Quasi al limite dell’inverosimile fu invece il finale del G.P. d’Italia dell’11 settembre 1988. Il prologo di questa vicenda però parte circa un mese prima, il 14 agosto, quando a Modena si spegneva all’età di novant’anni Enzo Ferrari, malato da tempo. Un brutto colpo per il morale del Cavallino che faticava a fronteggiare il dominio delle McLaren Honda di Prost e Senna. I piloti di Ron Dennis giunsero a Monza dopo aver vinto tutti le gare in calendario. Erano praticamente imbattibili e lo confermarono monopolizzando la prima fila. Al via fecero subito il vuoto ed i ferraristi Berger e Alboreto li seguirono in terza e quarta posizione, relegati al ruolo di comprimari. La doppietta McLaren era ormai assicurata, quand’ecco che il vento cambiò improvvisamente direzione. Al 37°  giro, dopo alcune avvisaglie, Prost ripiegò ai box e si ritirò tradito dal propulsore Honda, sempre affidabile sino a quel momento.
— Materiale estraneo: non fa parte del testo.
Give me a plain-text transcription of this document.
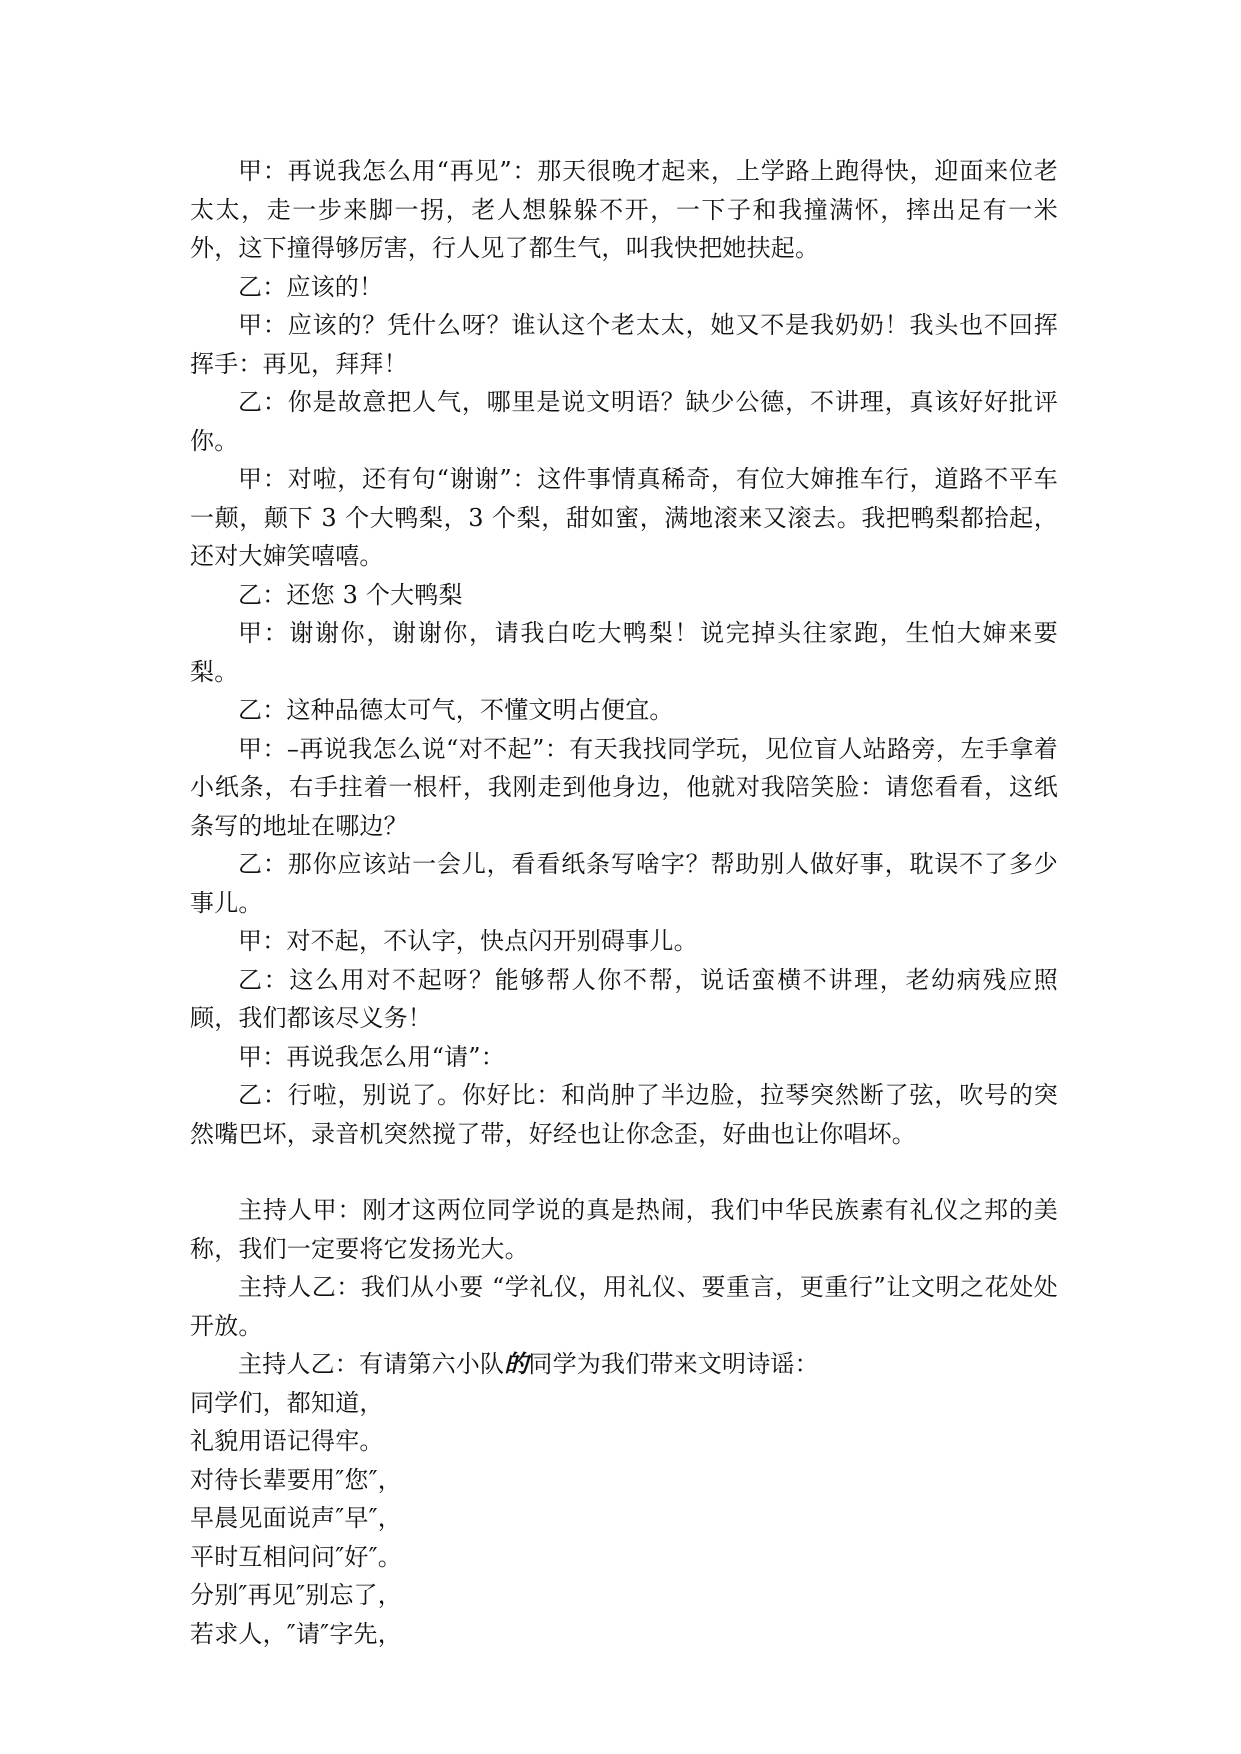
甲：再说我怎么用“再见”：那天很晚才起来，上学路上跑得快，迎面来位老太太，走一步来脚一拐，老人想躲躲不开，一下子和我撞满怀，摔出足有一米外，这下撞得够厉害，行人见了都生气，叫我快把她扶起。

乙：应该的！

甲：应该的？凭什么呀？谁认这个老太太，她又不是我奶奶！我头也不回挥挥手：再见，拜拜！

乙：你是故意把人气，哪里是说文明语？缺少公德，不讲理，真该好好批评你。

甲：对啦，还有句“谢谢”：这件事情真稀奇，有位大婶推车行，道路不平车一颠，颠下 3 个大鸭梨，3 个梨，甜如蜜，满地滚来又滚去。我把鸭梨都拾起，还对大婶笑嘻嘻。

乙：还您 3 个大鸭梨

甲：谢谢你，谢谢你，请我白吃大鸭梨！说完掉头往家跑，生怕大婶来要梨。

乙：这种品德太可气，不懂文明占便宜。

甲：–再说我怎么说“对不起”：有天我找同学玩，见位盲人站路旁，左手拿着小纸条，右手拄着一根杆，我刚走到他身边，他就对我陪笑脸：请您看看，这纸条写的地址在哪边？

乙：那你应该站一会儿，看看纸条写啥字？帮助别人做好事，耽误不了多少事儿。

甲：对不起，不认字，快点闪开别碍事儿。

乙：这么用对不起呀？能够帮人你不帮，说话蛮横不讲理，老幼病残应照顾，我们都该尽义务！

甲：再说我怎么用“请”：

乙：行啦，别说了。你好比：和尚肿了半边脸，拉琴突然断了弦，吹号的突然嘴巴坏，录音机突然搅了带，好经也让你念歪，好曲也让你唱坏。

主持人甲：刚才这两位同学说的真是热闹，我们中华民族素有礼仪之邦的美称，我们一定要将它发扬光大。

主持人乙：我们从小要 “学礼仪，用礼仪、要重言，更重行”让文明之花处处开放。

主持人乙：有请第六小队的同学为我们带来文明诗谣：

同学们，都知道，

礼貌用语记得牢。

对待长辈要用″您″，

早晨见面说声″早″，

平时互相问问″好″。

分别″再见″别忘了，

若求人，″请″字先，
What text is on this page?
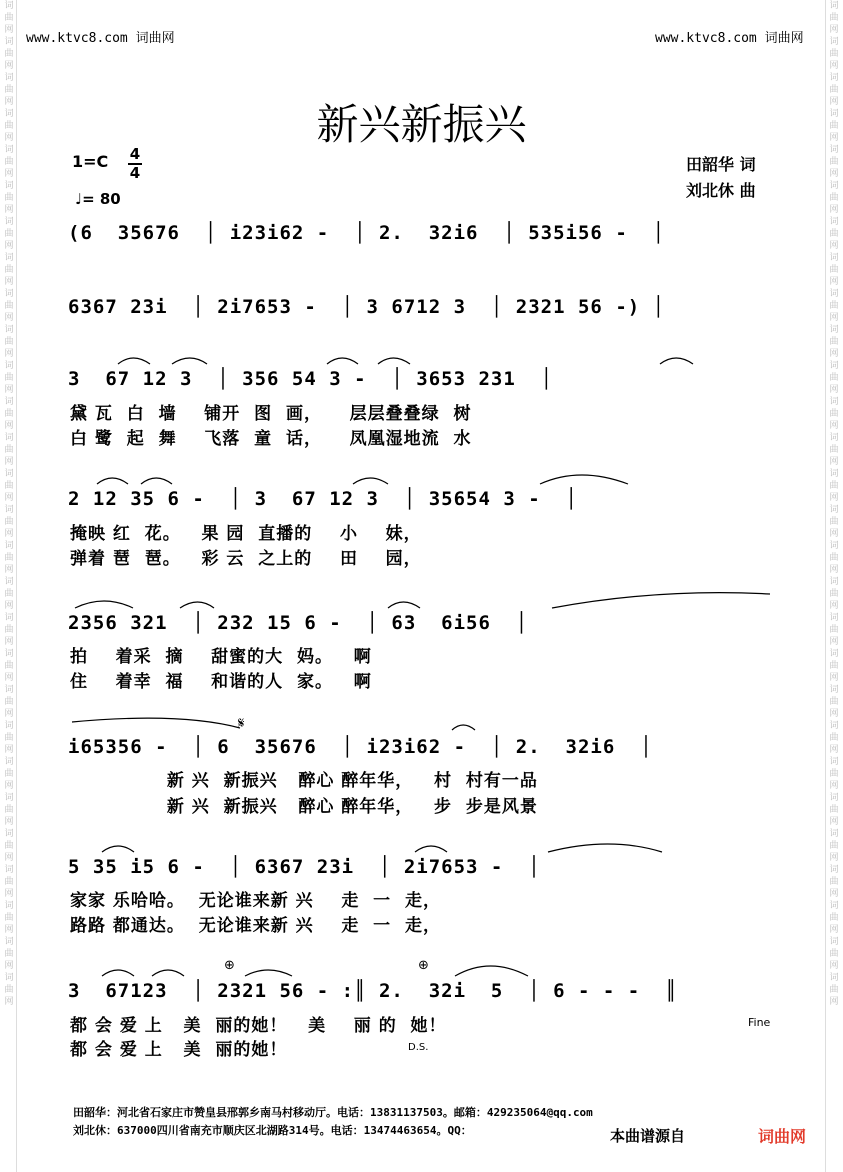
词曲网词曲网词曲网词曲网词曲网词曲网词曲网词曲网词曲网词曲网词曲网词曲网词曲网词曲网词曲网词曲网词曲网词曲网词曲网词曲网词曲网词曲网词曲网词曲网词曲网词曲网词曲网词曲网
词曲网词曲网词曲网词曲网词曲网词曲网词曲网词曲网词曲网词曲网词曲网词曲网词曲网词曲网词曲网词曲网词曲网词曲网词曲网词曲网词曲网词曲网词曲网词曲网词曲网词曲网词曲网词曲网
www.ktvc8.com 词曲网	www.ktvc8.com 词曲网
新兴新振兴
1=C 4
4
♩= 80
田韶华 词
刘北休 曲
(6  35676  │ i23i62 -  │ 2.  32i6  │ 535i56 -  │
6367 23i  │ 2i7653 -  │ 3 6712 3  │ 2321 56 -) │
3  67 12 3  │ 356 54 3 -  │ 3653 231  │
黛 瓦  白  墙    铺开  图  画，    层层叠叠绿  树
白 鹭  起  舞    飞落  童  话，    凤凰湿地流  水
2 12 35 6 -  │ 3  67 12 3  │ 35654 3 -  │
掩映 红  花。   果 园  直播的    小    妹，
弹着 琶  琶。   彩 云  之上的    田    园，
2356 321  │ 232 15 6 -  │ 63  6i56  │
拍    着采  摘    甜蜜的大  妈。   啊
住    着幸  福    和谐的人  家。   啊
i65356 -  │ 6  35676  │ i23i62 -  │ 2.  32i6  │
新 兴  新振兴   醉心 醉年华，   村  村有一品
新 兴  新振兴   醉心 醉年华，   步  步是风景
5 35 i5 6 -  │ 6367 23i  │ 2i7653 -  │
家家 乐哈哈。  无论谁来新 兴    走  一  走，
路路 都通达。  无论谁来新 兴    走  一  走，
3  67123  │ 2321 56 - :║ 2.  32i  5  │ 6 - - -  ║
都 会 爱 上   美  丽的她！   美    丽 的  她！
都 会 爱 上   美  丽的她！
Fine
D.S.
𝄋
⊕	⊕
田韶华：河北省石家庄市赞皇县邢郭乡南马村移动厅。电话：13831137503。邮箱：429235064@qq.com
刘北休：637000四川省南充市顺庆区北湖路314号。电话：13474463654。QQ：	本曲谱源自	词曲网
Berger divenuto secondo, cominciò a forzare l’andatura spinto da uno scatenato Alboreto che gli si avvicinava sempre più.

Seppur al comando in solitario, Senna avvertì la potenziale minaccia “rossa” e rispose dando gas. Si arrivò così al penultimo dei 51 passaggi, quando il paulista affrontò la prima variante cercando di doppiare la Williams-Judd di Jean Louis Schlesser; un 40enne francese, chiamato all’ultimo momento a sostituire Nigel Mansell. Le due monoposto si urtarono e la MP4/4 di Senna si girò arrestandosi sul cordolo esterno, all’uscita della chicane. Il paulista cercò di ripartire, ma le sue ruote giravano a vuoto: segno inequivocabile che la sua gara era finita. Dalle tribune si scatenò l’entusiasmo del popolo del Cavallino, che salutò le due Ferrari balzate di colpo in testa. Berger e Alboreto procedettero in parata sino al traguardo e firmarono una clamoroso trionfo che a Monza mancava da ben undici anni. Nel dopo gara un Senna deluso disse che probabilmente il Drake, “da lassù”, aveva dato una mano alle sue rosse e che tutto era scritto nel destino. Le McLaren conquistarono comunque entrambi i titoli: il costruttori e quello piloti con Senna. Alla fine, il tram di Woking s’era imposto in quindici G.P. su sedici. All’appello mancava solo Monza.